Na dzień przed śmiercią wyszedł na pola, a potem wszedł do stodoły, gdzie przechowywano ziarno.

– Starczy wam go na cały rok – powiedział towarzyszom i pobłogosławił również ten plon. Potem wyszedł ze stodoły i ruszył do domu, ale nagle poczuł się bardzo zmęczony i usiadł, żeby odpocząć, w miejscu, gdzie na słupie milowym wyryty został krzyż. Kiedy tak siedział, obok przechodził koń, który woził mleko krów trzymanych w klasztorze, a na widok Kolumbana podszedł bliżej, położył łeb na piersi Świętego i wydał głośny, jękliwy dźwięk, zaś z jego oczu popłynęły łzy.

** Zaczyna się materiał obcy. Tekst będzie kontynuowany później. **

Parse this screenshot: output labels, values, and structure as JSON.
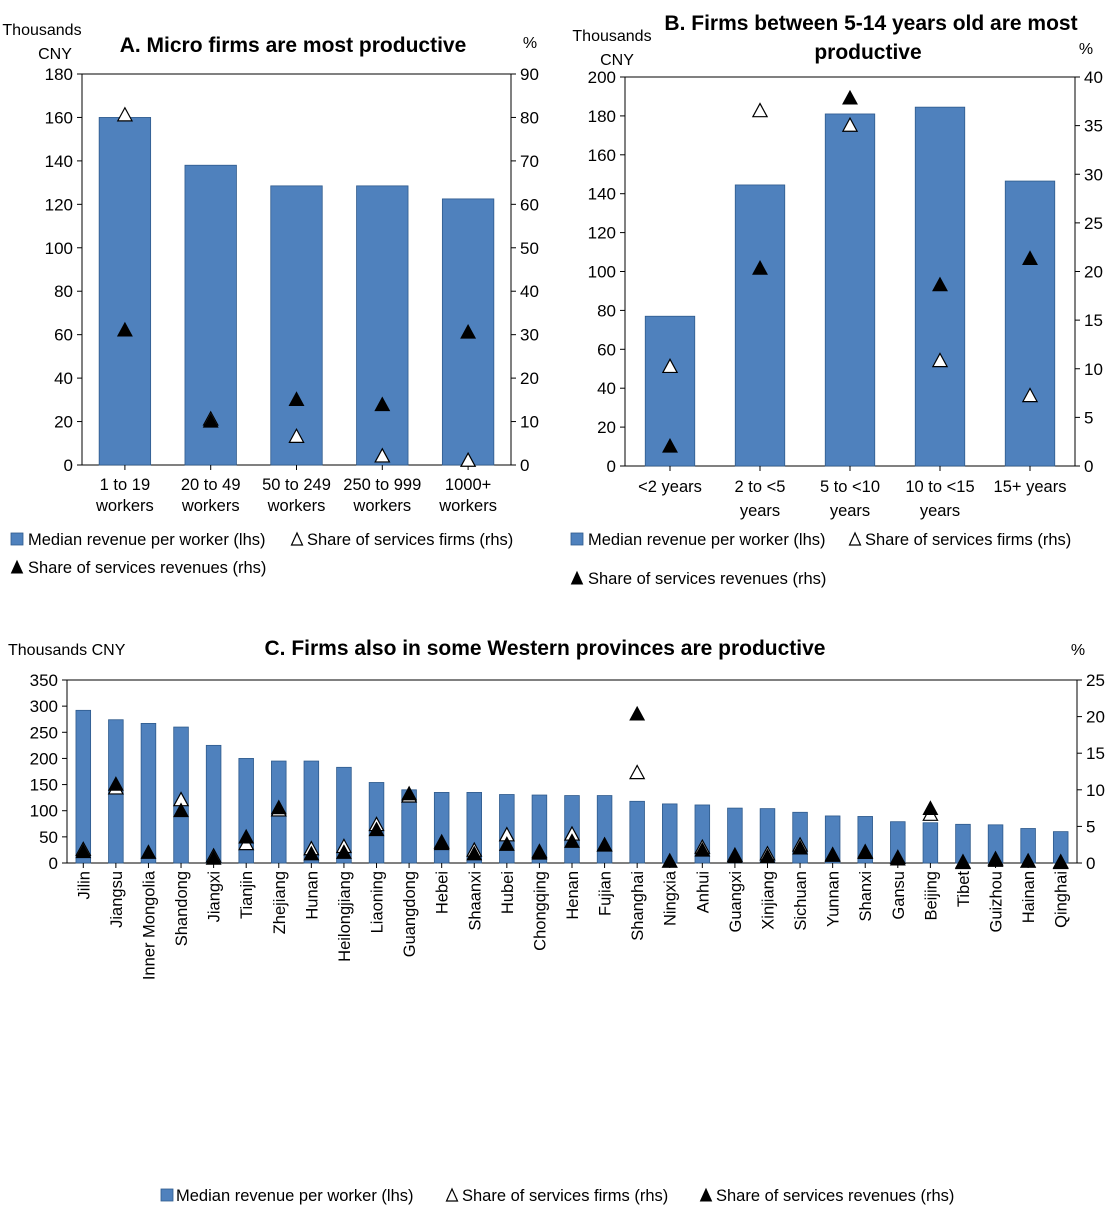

– Co dolega temu zwierzęciu? – wykrzyknął mężczyzna, który szedł za koniem i byłby pogonił go dalej, gdyby Kolumban go nie powstrzymał. Sam również miał w oczach łzy.

– Zostaw konia w spokoju, niech wyleje swoje żale na mojej piersi, jeśli taka jego wola. Wiedz, że ten koń mnie kocha, a jest mądrzejszy, niż wielu ludzi i wie, że zamierzam go opuścić.

A gdy dobiegł kresu czas wyczekiwania i troski o innych, zjawiła się śmierć, o którą modlił się Kolumban.

Andrew i Lenora Lang

(1) Wyspa Iona leży w archipelagu Hebrydów Wewnętrznych, wysp u zachodniego wybrzeża Szkocji, prawie dokładnie po drugiej stronie Wielkiej Brytanii niż wyspa Lindisfarne, o której czytaliście w opowieści o świętym Kutbercie. Iona jest tak maleńka, że nie ma jej na zwykłych mapach, ale jeśli chcecie wiedzieć, gdzie się znajduje, odszukajcie wyspę Mull – Iona leży tuż koło niej. Do dziś stoi tam klasztor – oczywiście nie ten, który zbudował święty Kolumban, ale również bardzo stary. Tu w dawnych czasach chowano po śmierci pierwszych królów Szkocji.

Powyższy tekst jest fragmentem książki Andrew i Lenory Langów Święci znani i nieznani.